Probabilistic Linear Regression Flashcards
Chapter 2
- In the probabilistic approach to linear regression, we say the true model is t = wᵀx + ε. How does assuming a Gaussian distribution for ε help us quantify predictions and parameter uncertainty?
By modeling the noise ε as Gaussian with mean 0 and variance σ², we can derive likelihood expressions and use them to find parameter estimates that maximize the probability of the observed data. This also yields formulas for variances and covariances of those estimates, enabling confidence intervals and uncertainty quantification for predictions.
- Given a dataset of pairs (xₙ, tₙ) and a linear model tₙ = wᵀxₙ + εₙ with Gaussian noise N(0, σ²), how do we write down the likelihood for the entire dataset?
We assume the data points are independent. The total likelihood is the product of individual Gaussian likelihoods for each point: L = ∏ₙ p(tₙ|w, σ²) = ∏ₙ N(tₙ | wᵀxₙ, σ²). Typically, we maximize the log-likelihood, log L = ∑ₙ log N(tₙ | wᵀxₙ, σ²).
- Show an example problem: Suppose we have 5 data points {(xₙ, tₙ)} in one dimension (x ∈ ℝ) with t = w₀ + w₁x + ε. How would you set up and solve for w₀, w₁, and σ² using maximum likelihood?
(1) Form the design matrix X with a column of 1s and a column of x-values. (2) Write down the log-likelihood assuming p(t|X,w,σ²) = N(Xw, σ²I). (3) Differentiate wrt w to get ŵ = (XᵀX)⁻¹ Xᵀ t. (4) Plug ŵ back into the expression for σ² to find σ̂² = (1/N) (t - Xŵ)ᵀ (t - Xŵ).

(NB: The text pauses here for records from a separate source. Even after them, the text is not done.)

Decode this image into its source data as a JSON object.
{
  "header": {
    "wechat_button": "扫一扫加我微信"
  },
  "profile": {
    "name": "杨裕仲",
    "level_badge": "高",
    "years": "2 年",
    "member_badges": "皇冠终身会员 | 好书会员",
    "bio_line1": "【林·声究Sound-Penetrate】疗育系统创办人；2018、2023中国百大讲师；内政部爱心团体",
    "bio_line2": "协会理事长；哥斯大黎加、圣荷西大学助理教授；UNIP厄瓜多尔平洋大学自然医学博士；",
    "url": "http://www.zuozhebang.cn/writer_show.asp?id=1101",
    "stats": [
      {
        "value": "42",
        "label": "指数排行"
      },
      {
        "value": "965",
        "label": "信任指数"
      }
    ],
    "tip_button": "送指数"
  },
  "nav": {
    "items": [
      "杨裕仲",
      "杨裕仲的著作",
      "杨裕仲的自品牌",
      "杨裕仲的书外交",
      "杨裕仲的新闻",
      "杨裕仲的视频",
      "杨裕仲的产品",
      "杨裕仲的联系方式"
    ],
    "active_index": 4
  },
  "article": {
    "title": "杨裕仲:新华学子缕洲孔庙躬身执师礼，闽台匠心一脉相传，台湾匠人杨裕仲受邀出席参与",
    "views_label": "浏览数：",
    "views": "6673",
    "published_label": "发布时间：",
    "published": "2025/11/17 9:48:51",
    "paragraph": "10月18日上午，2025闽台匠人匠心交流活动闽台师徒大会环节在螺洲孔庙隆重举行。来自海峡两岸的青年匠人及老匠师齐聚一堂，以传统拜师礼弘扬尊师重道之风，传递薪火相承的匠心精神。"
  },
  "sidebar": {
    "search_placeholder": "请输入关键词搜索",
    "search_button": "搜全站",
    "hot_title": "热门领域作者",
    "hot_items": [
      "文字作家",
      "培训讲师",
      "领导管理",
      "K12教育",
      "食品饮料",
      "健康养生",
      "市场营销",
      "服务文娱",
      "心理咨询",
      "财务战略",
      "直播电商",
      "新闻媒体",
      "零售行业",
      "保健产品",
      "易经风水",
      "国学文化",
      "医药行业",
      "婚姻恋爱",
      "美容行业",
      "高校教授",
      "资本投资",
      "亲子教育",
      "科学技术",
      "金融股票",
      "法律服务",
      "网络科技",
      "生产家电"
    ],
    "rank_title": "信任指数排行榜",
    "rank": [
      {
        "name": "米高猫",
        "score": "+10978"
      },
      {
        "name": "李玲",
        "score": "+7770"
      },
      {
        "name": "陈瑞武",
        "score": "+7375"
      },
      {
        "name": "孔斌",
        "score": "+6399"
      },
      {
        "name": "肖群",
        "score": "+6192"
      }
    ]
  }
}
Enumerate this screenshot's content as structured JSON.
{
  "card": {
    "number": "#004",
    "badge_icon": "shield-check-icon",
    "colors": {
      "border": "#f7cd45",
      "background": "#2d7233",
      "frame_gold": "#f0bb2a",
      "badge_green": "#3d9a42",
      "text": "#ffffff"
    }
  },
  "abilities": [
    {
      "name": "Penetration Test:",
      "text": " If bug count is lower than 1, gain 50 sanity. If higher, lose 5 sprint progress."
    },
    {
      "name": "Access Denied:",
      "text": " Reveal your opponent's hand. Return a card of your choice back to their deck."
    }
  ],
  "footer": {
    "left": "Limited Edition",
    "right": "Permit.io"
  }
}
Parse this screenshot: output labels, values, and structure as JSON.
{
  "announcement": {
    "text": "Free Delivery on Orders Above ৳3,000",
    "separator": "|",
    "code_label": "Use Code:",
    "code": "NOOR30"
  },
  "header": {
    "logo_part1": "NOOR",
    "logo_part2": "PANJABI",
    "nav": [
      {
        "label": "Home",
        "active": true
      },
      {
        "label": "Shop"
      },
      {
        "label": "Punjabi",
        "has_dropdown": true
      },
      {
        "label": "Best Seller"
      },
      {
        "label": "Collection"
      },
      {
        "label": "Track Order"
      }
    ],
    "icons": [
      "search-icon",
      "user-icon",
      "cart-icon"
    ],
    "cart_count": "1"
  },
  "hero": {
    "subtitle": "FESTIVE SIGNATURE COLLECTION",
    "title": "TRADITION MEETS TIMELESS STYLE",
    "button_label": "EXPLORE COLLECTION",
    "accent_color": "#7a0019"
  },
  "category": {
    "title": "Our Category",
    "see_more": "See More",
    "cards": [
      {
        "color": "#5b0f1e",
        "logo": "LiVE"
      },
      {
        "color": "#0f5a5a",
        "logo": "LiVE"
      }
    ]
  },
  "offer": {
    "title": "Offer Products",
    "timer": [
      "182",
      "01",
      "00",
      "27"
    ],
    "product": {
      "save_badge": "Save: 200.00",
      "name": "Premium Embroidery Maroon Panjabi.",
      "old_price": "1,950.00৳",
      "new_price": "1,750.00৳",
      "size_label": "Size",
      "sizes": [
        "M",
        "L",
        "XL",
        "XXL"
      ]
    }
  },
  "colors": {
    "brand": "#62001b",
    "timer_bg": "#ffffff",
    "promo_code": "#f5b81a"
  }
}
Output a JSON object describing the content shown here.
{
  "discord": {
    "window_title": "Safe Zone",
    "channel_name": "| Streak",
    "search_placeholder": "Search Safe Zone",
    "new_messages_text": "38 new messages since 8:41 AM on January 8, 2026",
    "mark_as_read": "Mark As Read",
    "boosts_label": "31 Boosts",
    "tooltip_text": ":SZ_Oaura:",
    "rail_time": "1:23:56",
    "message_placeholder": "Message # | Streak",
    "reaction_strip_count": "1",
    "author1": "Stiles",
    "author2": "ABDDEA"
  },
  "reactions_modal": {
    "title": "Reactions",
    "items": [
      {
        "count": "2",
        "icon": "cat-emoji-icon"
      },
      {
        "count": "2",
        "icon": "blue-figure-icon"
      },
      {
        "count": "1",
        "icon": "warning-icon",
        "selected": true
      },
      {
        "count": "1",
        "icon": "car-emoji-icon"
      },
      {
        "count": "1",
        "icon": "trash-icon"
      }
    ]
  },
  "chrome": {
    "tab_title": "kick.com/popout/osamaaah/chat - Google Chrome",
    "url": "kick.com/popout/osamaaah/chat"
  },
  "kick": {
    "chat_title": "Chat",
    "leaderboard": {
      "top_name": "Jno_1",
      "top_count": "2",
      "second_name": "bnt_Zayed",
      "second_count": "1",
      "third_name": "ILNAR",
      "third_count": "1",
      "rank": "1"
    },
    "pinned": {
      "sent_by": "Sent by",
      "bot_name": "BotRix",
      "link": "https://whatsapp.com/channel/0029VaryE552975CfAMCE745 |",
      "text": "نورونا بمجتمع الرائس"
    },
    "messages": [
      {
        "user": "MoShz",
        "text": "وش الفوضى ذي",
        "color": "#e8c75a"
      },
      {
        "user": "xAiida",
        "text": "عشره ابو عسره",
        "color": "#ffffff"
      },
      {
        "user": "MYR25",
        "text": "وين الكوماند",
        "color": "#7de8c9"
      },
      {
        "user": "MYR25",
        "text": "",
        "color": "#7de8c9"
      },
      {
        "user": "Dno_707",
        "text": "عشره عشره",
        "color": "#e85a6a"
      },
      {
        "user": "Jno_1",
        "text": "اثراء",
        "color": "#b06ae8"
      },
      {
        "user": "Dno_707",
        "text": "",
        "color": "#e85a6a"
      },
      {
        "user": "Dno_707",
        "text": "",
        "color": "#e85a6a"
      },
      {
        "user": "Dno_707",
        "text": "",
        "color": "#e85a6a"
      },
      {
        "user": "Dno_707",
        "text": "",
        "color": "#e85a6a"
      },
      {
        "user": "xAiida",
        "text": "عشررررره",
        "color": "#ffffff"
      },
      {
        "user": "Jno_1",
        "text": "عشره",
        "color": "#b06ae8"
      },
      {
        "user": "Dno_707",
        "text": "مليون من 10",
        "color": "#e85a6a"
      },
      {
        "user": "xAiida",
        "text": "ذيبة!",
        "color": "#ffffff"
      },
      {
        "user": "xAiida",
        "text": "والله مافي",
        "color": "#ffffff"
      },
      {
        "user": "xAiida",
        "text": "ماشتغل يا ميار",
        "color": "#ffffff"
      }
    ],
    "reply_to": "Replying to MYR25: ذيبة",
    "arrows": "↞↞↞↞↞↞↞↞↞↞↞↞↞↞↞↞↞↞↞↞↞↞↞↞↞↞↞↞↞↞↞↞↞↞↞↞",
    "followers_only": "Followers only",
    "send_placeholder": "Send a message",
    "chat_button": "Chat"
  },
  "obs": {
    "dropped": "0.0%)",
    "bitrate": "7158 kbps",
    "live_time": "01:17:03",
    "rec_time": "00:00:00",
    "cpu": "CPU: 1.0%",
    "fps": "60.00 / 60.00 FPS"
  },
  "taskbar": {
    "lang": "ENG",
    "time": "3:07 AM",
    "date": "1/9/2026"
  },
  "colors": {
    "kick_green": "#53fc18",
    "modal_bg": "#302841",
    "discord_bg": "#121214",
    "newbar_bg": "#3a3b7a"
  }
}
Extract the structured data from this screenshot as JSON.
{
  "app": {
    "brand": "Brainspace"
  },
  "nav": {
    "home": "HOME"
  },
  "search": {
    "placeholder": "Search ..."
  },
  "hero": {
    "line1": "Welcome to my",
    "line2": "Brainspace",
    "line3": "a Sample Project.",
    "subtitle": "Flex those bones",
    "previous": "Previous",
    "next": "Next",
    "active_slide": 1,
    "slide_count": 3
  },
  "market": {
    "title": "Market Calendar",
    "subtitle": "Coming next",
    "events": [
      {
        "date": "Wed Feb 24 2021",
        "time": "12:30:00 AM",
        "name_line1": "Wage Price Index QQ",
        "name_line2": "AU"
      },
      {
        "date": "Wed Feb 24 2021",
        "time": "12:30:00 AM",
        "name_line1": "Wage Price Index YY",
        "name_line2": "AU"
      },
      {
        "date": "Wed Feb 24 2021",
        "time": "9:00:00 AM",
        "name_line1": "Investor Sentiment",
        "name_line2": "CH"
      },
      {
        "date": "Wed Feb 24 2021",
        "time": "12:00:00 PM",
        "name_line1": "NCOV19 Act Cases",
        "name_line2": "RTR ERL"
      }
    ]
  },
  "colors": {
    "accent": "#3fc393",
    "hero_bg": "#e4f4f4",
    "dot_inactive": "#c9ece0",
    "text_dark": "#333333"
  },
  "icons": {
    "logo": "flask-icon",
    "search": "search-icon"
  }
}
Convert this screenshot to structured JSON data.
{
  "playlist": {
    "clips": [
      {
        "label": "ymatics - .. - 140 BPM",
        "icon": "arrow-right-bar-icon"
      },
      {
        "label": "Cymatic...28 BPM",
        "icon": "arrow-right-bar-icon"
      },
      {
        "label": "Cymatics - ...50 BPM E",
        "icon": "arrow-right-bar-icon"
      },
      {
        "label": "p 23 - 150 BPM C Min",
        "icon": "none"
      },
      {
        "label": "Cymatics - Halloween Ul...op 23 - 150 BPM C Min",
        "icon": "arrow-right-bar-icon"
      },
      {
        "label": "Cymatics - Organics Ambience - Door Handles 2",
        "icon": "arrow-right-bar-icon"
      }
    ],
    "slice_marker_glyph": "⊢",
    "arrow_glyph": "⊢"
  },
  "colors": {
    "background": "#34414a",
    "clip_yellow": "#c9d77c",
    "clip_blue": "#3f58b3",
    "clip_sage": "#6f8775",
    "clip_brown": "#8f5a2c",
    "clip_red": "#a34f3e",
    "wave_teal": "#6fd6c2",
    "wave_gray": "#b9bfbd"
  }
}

- How does the probabilistic view differ from the classical least-squares view in linear regression, and why do both end up yielding the same formula for ŵ?
The probabilistic view interprets the noise as Gaussian and maximizes the likelihood of observing the data; the classical least-squares view minimizes the sum of squared residuals. Both yield the same normal equations because maximizing exp(-residual²/(2σ²)) is equivalent to minimizing residual², leading to ŵ = (XᵀX)⁻¹ Xᵀ t.
- Why is modeling the errors εₙ explicitly so important if all we end up doing is the same normal equation solution?
Because it lets us quantify uncertainty. Merely minimizing sums of squares finds ŵ, but the probabilistic view also gives us estimates for σ², confidence intervals for ŵ, and predictive distributions for new t-values. This is crucial for risk assessment and understanding the reliability of our predictions.
- Consider predicting the 2012 men’s 100m Olympic winning time with a linear model. The data has random noise around a trend. How does including a Gaussian noise term ε with variance σ² inform our confidence in that 2012 prediction? (What is var{t_new} = )
By estimating σ² from historical data, we can compute var{t_new} = σ² x_newᵀ (XᵀX)⁻¹ x_new. This formula shows how uncertainty in the parameters propagates to uncertainty in the new prediction. When x_new is far from the bulk of the training data, the uncertainty grows.
- What does it mean that the maximum-likelihood estimate ŵ is ‘unbiased,’ and how do we formally show it in the probabilistic regression model?
‘Unbiased’ means E[ŵ] = w, i.e., on average across many datasets generated from the true w, the estimate ŵ recovers that true w. Formally, we show E[ŵ] = E[(XᵀX)⁻¹Xᵀ t] = (XᵀX)⁻¹Xᵀ E[t], and E[t] = Xw. Hence E[ŵ] = w.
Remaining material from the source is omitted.